Subject: What should a GUI do; also , why case sensitive?
From: Abdulhaq Lynch
Date: Fri, 15 Oct 2004 22:35:09 +0100
On Friday 15 October 2004 22:10, Stavros Macrakis wrote:
>
> > The controller then executes the requested
> > action (e.g. send subexpression to a maxima kernel) and alters the model
> > (e.g. inserts subexpression as input line and maxima answer as output
> > line).
>
> Huh? It is bizarre for programs to be communicating using the
> human-friendly i/o form.
>
There is some misunderstanding here of what is intended.
In the MVC pattern (way of treating a software problem), the same data can be
represented to the user in a number of different ways all at the same. If
any of the views are used to modify the data, then the 'view' informs the
'controller' that the data has changed and the controller then updates the
underlying data model and instructs the other views to update their view of
the new data. There are a number of good books about "Design Patterns" which
you could say these days were required reading for a programmer/designer.

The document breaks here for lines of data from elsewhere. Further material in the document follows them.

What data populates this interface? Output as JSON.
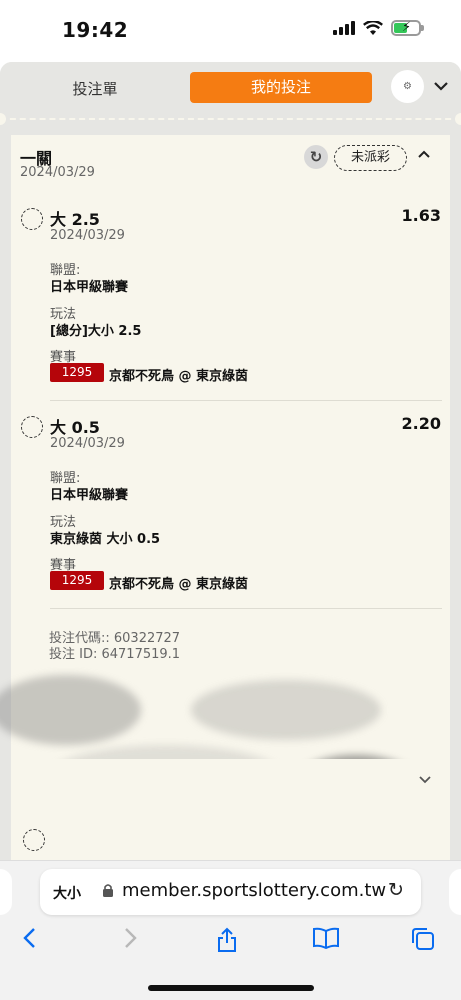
{
  "status_bar": {
    "time": "19:42"
  },
  "tabs": {
    "bet_slip": "投注單",
    "my_bets": "我的投注"
  },
  "card": {
    "title": "一關",
    "date": "2024/03/29",
    "status": "未派彩",
    "bets": [
      {
        "selection": "大 2.5",
        "odds": "1.63",
        "date": "2024/03/29",
        "league_label": "聯盟:",
        "league": "日本甲級聯賽",
        "market_label": "玩法",
        "market": "[總分]大小 2.5",
        "event_label": "賽事",
        "event_id": "1295",
        "match": "京都不死鳥 @ 東京綠茵"
      },
      {
        "selection": "大 0.5",
        "odds": "2.20",
        "date": "2024/03/29",
        "league_label": "聯盟:",
        "league": "日本甲級聯賽",
        "market_label": "玩法",
        "market": "東京綠茵 大小 0.5",
        "event_label": "賽事",
        "event_id": "1295",
        "match": "京都不死鳥 @ 東京綠茵"
      }
    ],
    "bet_code": "投注代碼:: 60322727",
    "bet_id": "投注 ID: 64717519.1"
  },
  "browser": {
    "text_size": "大小",
    "url": "member.sportslottery.com.tw"
  },
  "icons": {
    "gear": "settings-icon",
    "refresh": "refresh-icon",
    "lock": "lock-icon",
    "reload": "reload-icon",
    "back": "back-icon",
    "forward": "forward-icon",
    "share": "share-icon",
    "bookmarks": "bookmarks-icon",
    "tabs": "tabs-icon"
  },
  "colors": {
    "accent": "#f57c12",
    "event_badge": "#b5050a",
    "card_bg": "#f8f6ec",
    "link_blue": "#0a6cf0"
  }
}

This (MVC pattern) is a very well known and successful way of coding GUI
programs and I myself wrote a very large workflow designer GUI package in
Java using this paradigm.
In the particular case of the user changing a Latex representation of a
mathematical expression, we assume that the user is merely modifying the
visual form and not the underlying expression itself (e.g. he is changing
the order of the variables). In this case there would be no need for the
underlying expression to be updated although we would expect that there
should be some way of linking the new view of the expression (ie Latex
string) to the underlying data and also saving it to memory or disk so that
it can be easily retrieved again when needed.